Theories have varied wildly, including that the disease is caused by 5G and the virus is a myth, the pandemic is a hoax so the government can install 5G as well as spurious notions about Microsoft founder Bill Gates such as that he started the ‘plandemic’ to control people

The bizarre claims Bill Gates is trying to control the world with the so-called ‘plandemic’ are incorrect

‘Conspiracies such as this pose a threat to public health because research has found that those who believe in conspiracies are less likely to follow government advice around Covid-19 safety measures.

‘There are 5G towers that are still being vandalised around the world and some have linked this to this conspiracy.’

Who is David Icke? Footballer turned conspiracy theorist belies the world is run by reptiles and 5G is linked to Covid-19

David Icke is a notorious conspiracy theorist who often makes headlines for his controversial comments.

Born in 1952, the 68-year-old former professional footballer has written more than 20 books and once tried his hand at punditry and sports reporting.

In 1991, he appeared on Sir Terry Wogan’s TV chat show where he declared himself as the son of God in a now-infamous clip which he describes as a ‘defining moment’.

It was from here that he began writing his books and making bold predictions including that the world would end in 1997.

Other bizarre claims he have made include that the royal family are lizards.

Icke also believes that an inter-dimensional race of reptilian beings called the Archons has hijacked the earth and is stopping humanity from realising its true potential.

The 68-year-old has said the universe is made up of ‘vibrational’ energy, and consists of an infinite number of dimensions that share the same space, just like television and radio frequencies, and that some people can tune their consciousness to other wavelengths. 

Most recently, he has suggested the coronavirus is linked to the 5G mobile network, a claim which has never been backed up by science. 

Yet stamping out these people’s opinions and silencing them online is not the right approach, Dr Downing from LSE, says.

He tells MailOnline the believers feed off a persecution complex, something also seen in terrorists, where they feel they hold the truth and are being unjustly silenced by the mainstream.

Dr Downing says: ‘Theories are spread through person to person networks – as well as on sites – which is very difficult to monitor and very difficult to understand really what is being passed around.

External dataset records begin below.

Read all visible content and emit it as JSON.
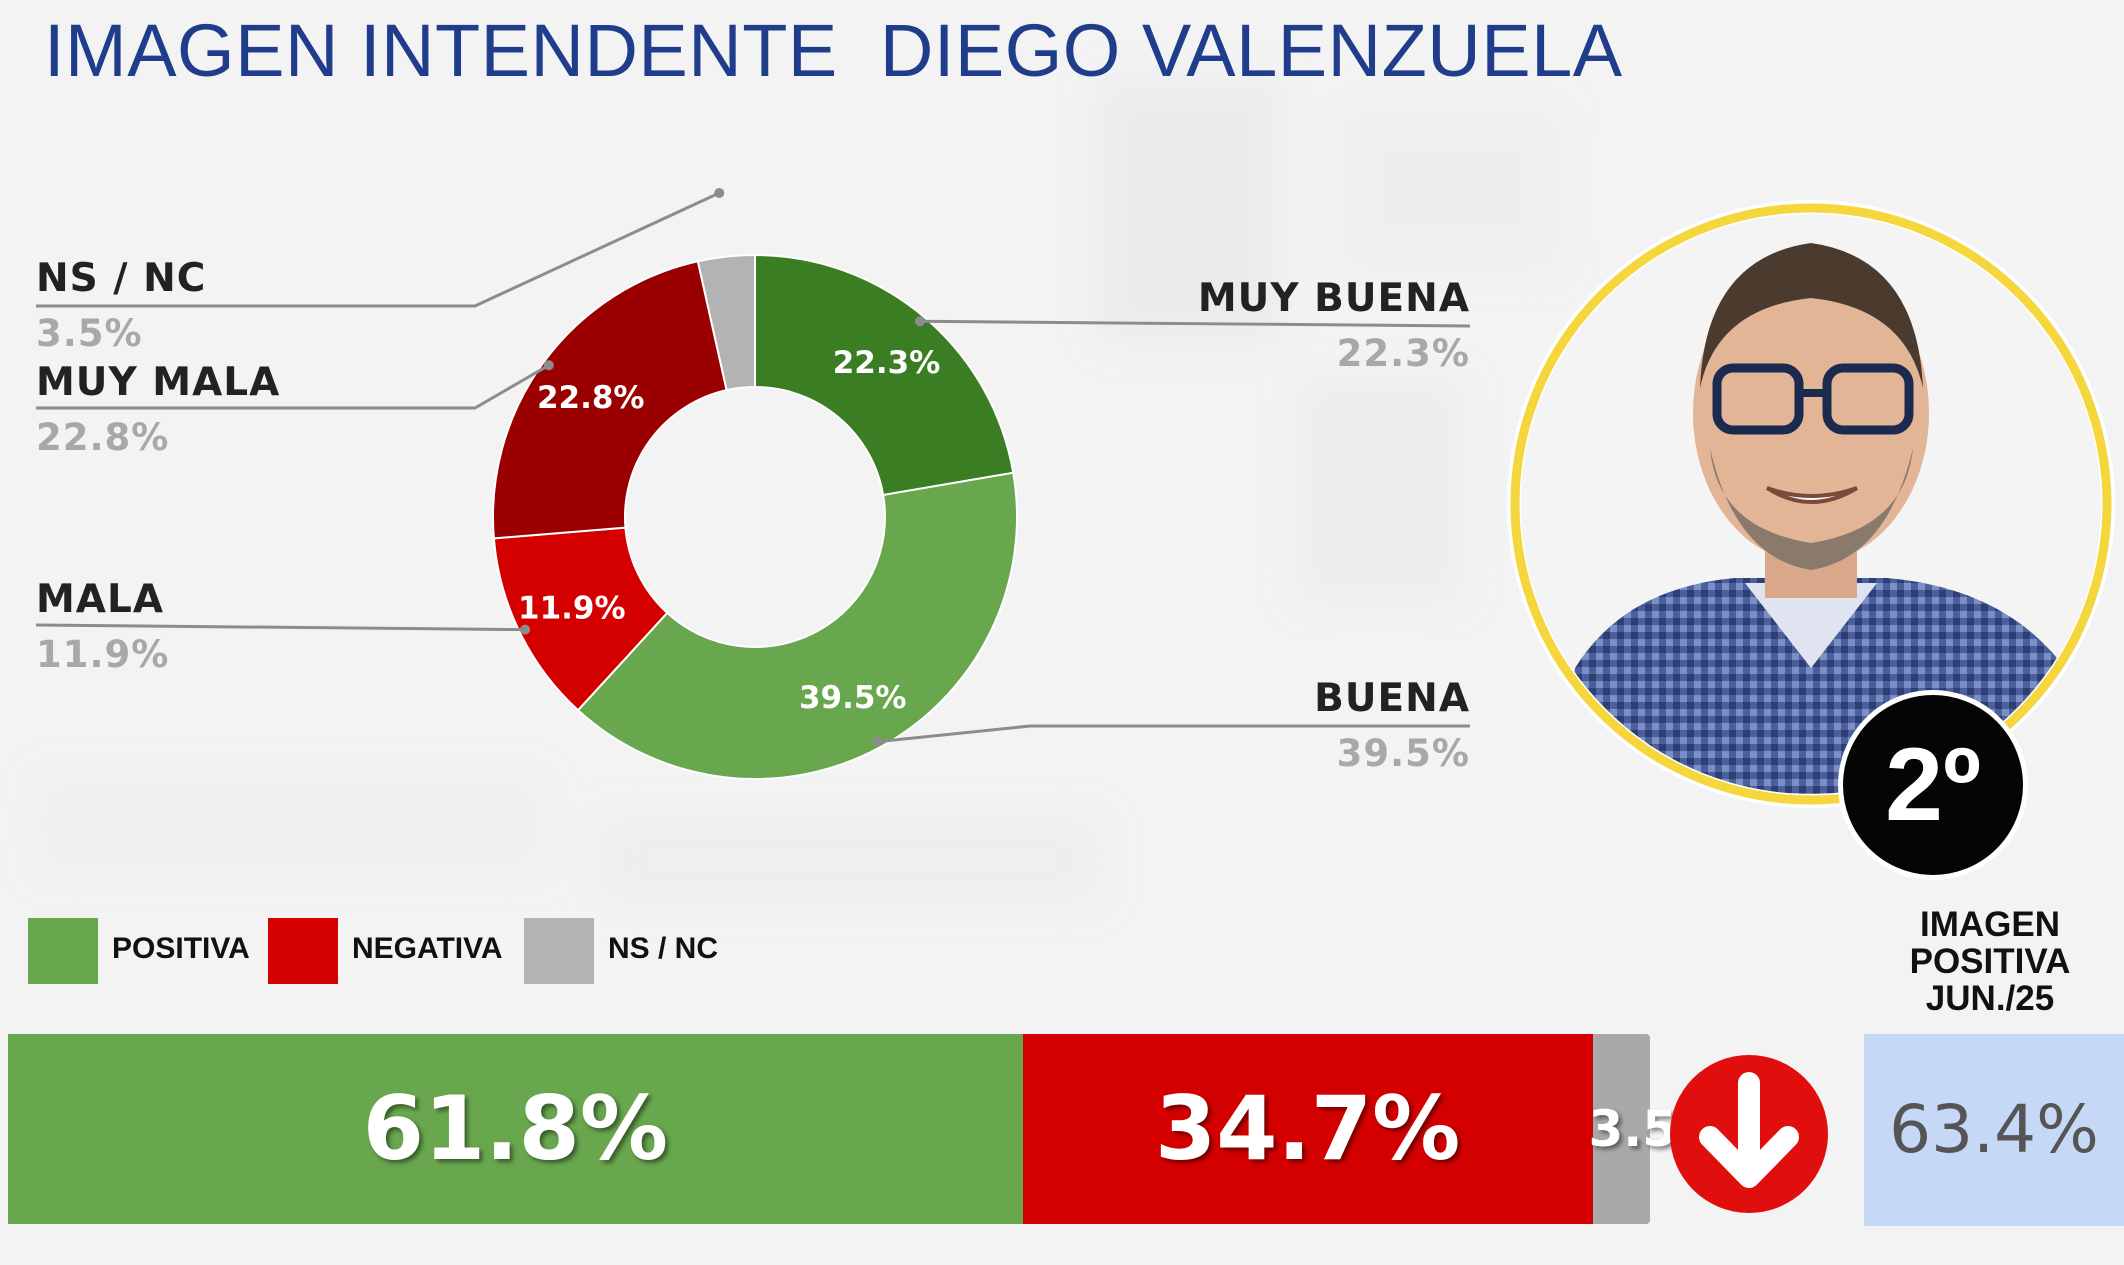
{
  "title": "IMAGEN INTENDENTE  DIEGO VALENZUELA",
  "colors": {
    "muy_buena": "#3a7d22",
    "buena": "#68a74e",
    "mala": "#d40000",
    "muy_mala": "#9a0000",
    "ns_nc": "#b3b3b3",
    "title": "#1f3d8a",
    "previous_box": "#c5d8f5",
    "arrow_circle": "#e10e0e",
    "portrait_ring": "#f5d63c"
  },
  "chart_data": [
    {
      "type": "pie",
      "variant": "donut",
      "slices": [
        {
          "key": "muy_buena",
          "label": "MUY BUENA",
          "value": 22.3,
          "display": "22.3%"
        },
        {
          "key": "buena",
          "label": "BUENA",
          "value": 39.5,
          "display": "39.5%"
        },
        {
          "key": "mala",
          "label": "MALA",
          "value": 11.9,
          "display": "11.9%"
        },
        {
          "key": "muy_mala",
          "label": "MUY MALA",
          "value": 22.8,
          "display": "22.8%"
        },
        {
          "key": "ns_nc",
          "label": "NS / NC",
          "value": 3.5,
          "display": "3.5%"
        }
      ]
    },
    {
      "type": "bar",
      "variant": "stacked-horizontal-100",
      "legend": [
        {
          "key": "positiva",
          "label": "POSITIVA"
        },
        {
          "key": "negativa",
          "label": "NEGATIVA"
        },
        {
          "key": "ns_nc",
          "label": "NS / NC"
        }
      ],
      "segments": [
        {
          "key": "positiva",
          "value": 61.8,
          "display": "61.8%"
        },
        {
          "key": "negativa",
          "value": 34.7,
          "display": "34.7%"
        },
        {
          "key": "ns_nc",
          "value": 3.5,
          "display": "3.5%"
        }
      ],
      "trend": "down"
    }
  ],
  "previous": {
    "title_lines": [
      "IMAGEN",
      "POSITIVA",
      "JUN./25"
    ],
    "value": "63.4%"
  },
  "portrait": {
    "icon": "person-portrait",
    "rank": "2º"
  }
}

‘It’s a huge issue. But it still remains to be seen how we can combat it because the real information is out there.’

He continues: ‘For those people that are in that mindset, it’s really really difficult to reach them because anything you can supply them with, they will just say it’s fake. Whereas anything they can see which suits their beliefs which is fake, they will tell you it’s true.

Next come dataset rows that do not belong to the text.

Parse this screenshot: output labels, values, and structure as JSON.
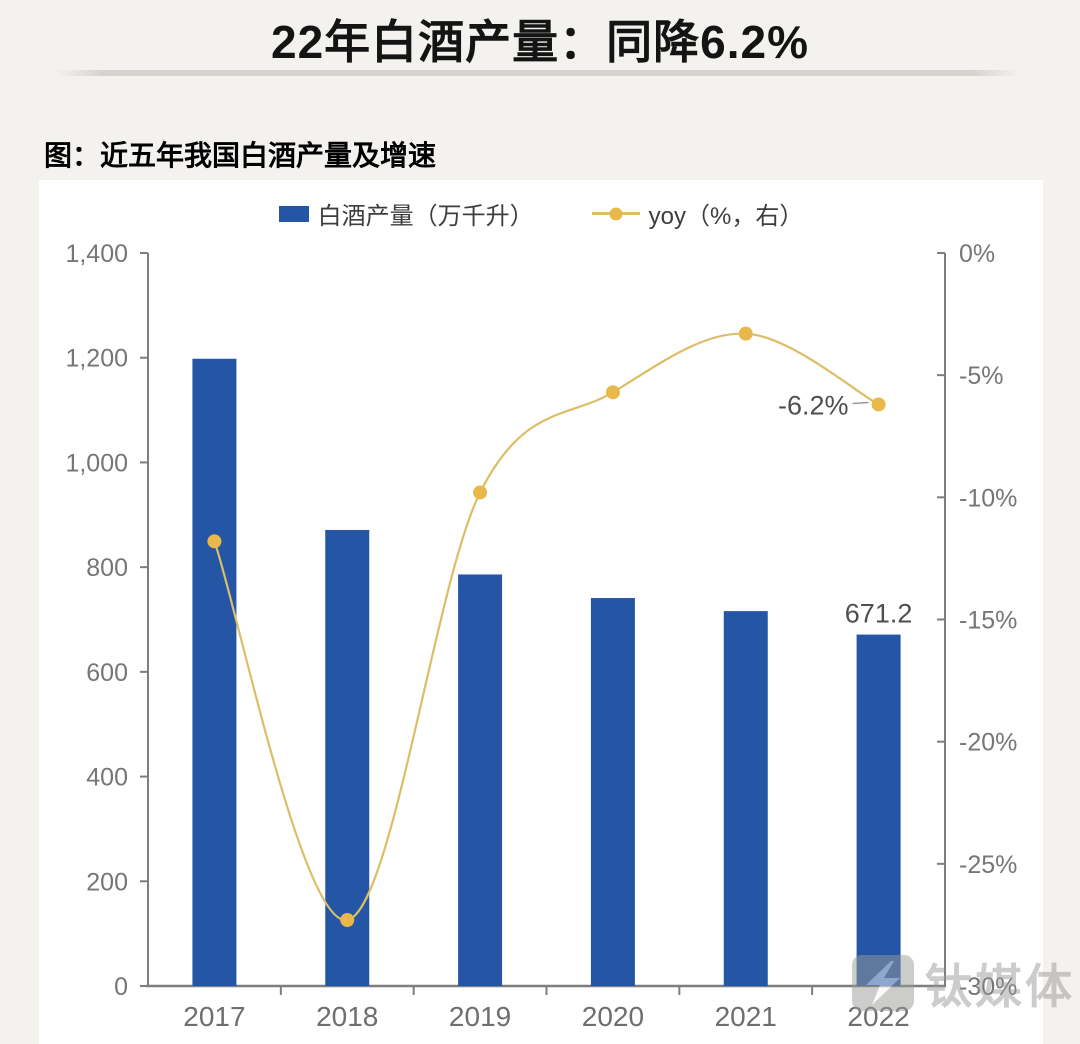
{
  "page": {
    "title": "22年白酒产量：同降6.2%",
    "subtitle": "图：近五年我国白酒产量及增速"
  },
  "watermark": {
    "text": "钛媒体"
  },
  "colors": {
    "page_background": "#f3f2ef",
    "card_background": "#ffffff",
    "bar": "#2456a5",
    "line": "#dcbe66",
    "marker": "#e8b84a",
    "axis": "#7d7d7d",
    "tick_label": "#767676",
    "category_label": "#6e6e6e",
    "data_label": "#4e4e4e"
  },
  "chart_data": {
    "type": "bar",
    "title": "近五年我国白酒产量及增速",
    "categories": [
      "2017",
      "2018",
      "2019",
      "2020",
      "2021",
      "2022"
    ],
    "series": [
      {
        "name": "白酒产量（万千升）",
        "type": "bar",
        "axis": "left",
        "color": "#2456a5",
        "values": [
          1198,
          871,
          786,
          741,
          716,
          671.2
        ],
        "value_labels": [
          null,
          null,
          null,
          null,
          null,
          "671.2"
        ]
      },
      {
        "name": "yoy（%，右）",
        "type": "line",
        "axis": "right",
        "color": "#dcbe66",
        "marker_color": "#e8b84a",
        "values": [
          -11.8,
          -27.3,
          -9.8,
          -5.7,
          -3.3,
          -6.2
        ],
        "value_labels": [
          null,
          null,
          null,
          null,
          null,
          "-6.2%"
        ]
      }
    ],
    "left_axis": {
      "min": 0,
      "max": 1400,
      "step": 200,
      "tick_labels": [
        "0",
        "200",
        "400",
        "600",
        "800",
        "1,000",
        "1,200",
        "1,400"
      ]
    },
    "right_axis": {
      "min": -30,
      "max": 0,
      "step": 5,
      "tick_labels": [
        "0%",
        "-5%",
        "-10%",
        "-15%",
        "-20%",
        "-25%",
        "-30%"
      ]
    },
    "legend_position": "top",
    "grid": false
  }
}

‘You get into that weird space where empirical evidence becomes irrelevant, it just becomes about I believe this and you believe that.’

On whether there is a way to stem the spread of their misinformation, Dr Downing says no.

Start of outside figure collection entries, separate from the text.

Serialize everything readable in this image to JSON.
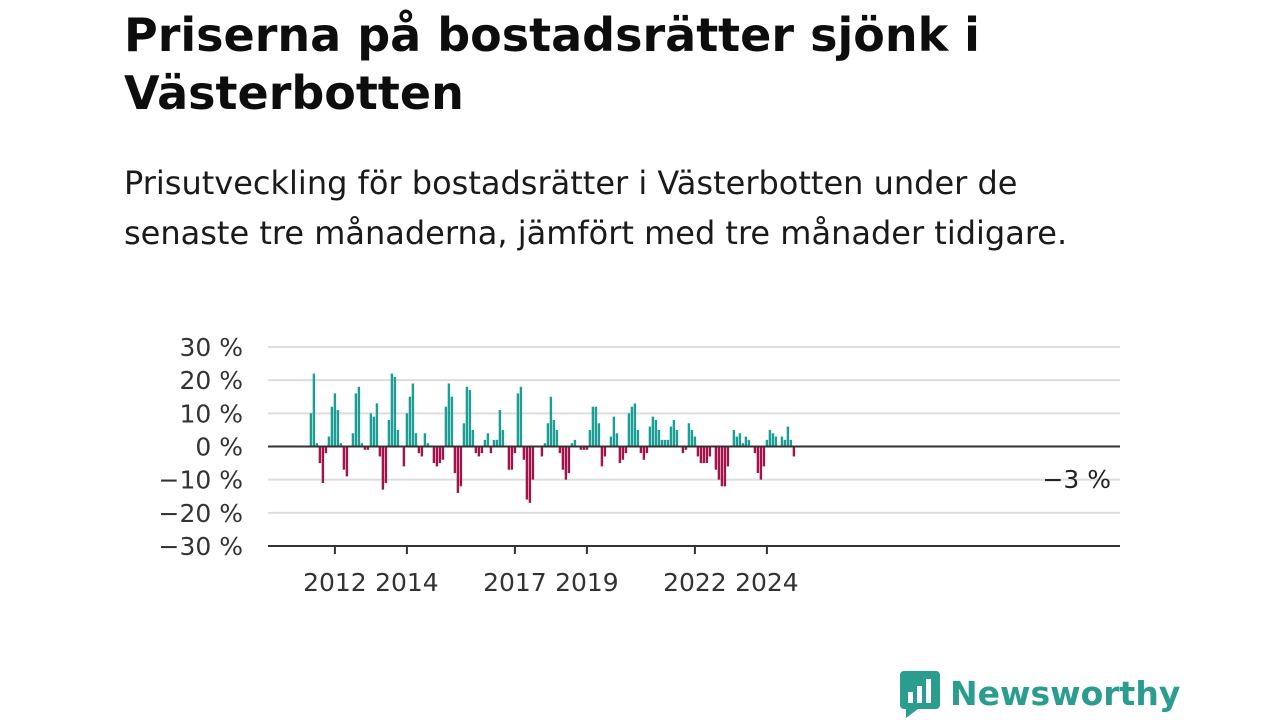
{
  "title": "Priserna på bostadsrätter sjönk i Västerbotten",
  "subtitle": "Prisutveckling för bostadsrätter i Västerbotten under de senaste tre månaderna, jämfört med tre månader tidigare.",
  "brand": {
    "name": "Newsworthy",
    "color": "#2a9d8f"
  },
  "colors": {
    "positive": "#1a9e96",
    "negative": "#a3124a",
    "grid": "#dddddd",
    "axis": "#333333"
  },
  "chart_data": {
    "type": "bar",
    "title": "Priserna på bostadsrätter sjönk i Västerbotten",
    "xlabel": "",
    "ylabel": "",
    "ylim": [
      -30,
      30
    ],
    "y_ticks": [
      "30 %",
      "20 %",
      "10 %",
      "0 %",
      "−10 %",
      "−20 %",
      "−30 %"
    ],
    "y_tick_values": [
      30,
      20,
      10,
      0,
      -10,
      -20,
      -30
    ],
    "x_ticks": [
      "2012",
      "2014",
      "2017",
      "2019",
      "2022",
      "2024"
    ],
    "x_tick_values": [
      "2012-01",
      "2014-01",
      "2017-01",
      "2019-01",
      "2022-01",
      "2024-01"
    ],
    "x_start": "2011-05",
    "last_label": "−3 %",
    "grid": true,
    "legend": "none",
    "values": [
      10,
      22,
      1,
      -5,
      -11,
      -2,
      3,
      12,
      16,
      11,
      1,
      -7,
      -9,
      0,
      4,
      16,
      18,
      1,
      -1,
      -1,
      10,
      9,
      13,
      -3,
      -13,
      -11,
      8,
      22,
      21,
      5,
      0,
      -6,
      10,
      15,
      19,
      4,
      -2,
      -3,
      4,
      1,
      0,
      -5,
      -6,
      -5,
      -4,
      12,
      19,
      15,
      -8,
      -14,
      -12,
      7,
      18,
      17,
      5,
      -2,
      -3,
      -2,
      2,
      4,
      -2,
      2,
      2,
      11,
      5,
      0,
      -7,
      -7,
      -2,
      16,
      18,
      -4,
      -16,
      -17,
      -10,
      0,
      0,
      -3,
      1,
      7,
      15,
      8,
      5,
      -2,
      -7,
      -10,
      -8,
      1,
      2,
      0,
      -1,
      -1,
      -1,
      5,
      12,
      12,
      7,
      -6,
      -3,
      0,
      3,
      9,
      4,
      -5,
      -4,
      -2,
      10,
      12,
      13,
      5,
      -2,
      -4,
      -2,
      6,
      9,
      8,
      5,
      2,
      2,
      2,
      6,
      8,
      5,
      0,
      -2,
      -1,
      7,
      5,
      3,
      -3,
      -5,
      -5,
      -5,
      -3,
      0,
      -7,
      -10,
      -12,
      -12,
      -6,
      0,
      5,
      3,
      4,
      1,
      3,
      2,
      0,
      -2,
      -8,
      -10,
      -6,
      2,
      5,
      4,
      3,
      0,
      3,
      2,
      6,
      2,
      -3
    ]
  }
}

‘There isn’t a simple answer’, he adds. ‘But I do think that it’s deplatforming these things and not having a public discussion about them is ever more harmful. One thing these people do thrive on and one of their key justification sis the persecution complex. 

‘This is shared in 5G conspiracy theorists, Covid conspiracy, right wing groups, Islamic extremists, it covers the entire spectrum. They all rely on this persecution complex to say that ”we’re the bearers of truth” being persecuted by the malevolent mainstream.

‘The more its ridiculed, pushed to the margins, the more deplatforms, it raises serious issues around free speech, but it also provides them with a greater degree of validation.’

He adds: ‘I think with these kinds of conspiracies, let it be said, do good public information programmes that provide genuine, well researched cited information, but try not to adopt that kind of combative approach from a policy perspective because it only strengthens their position.’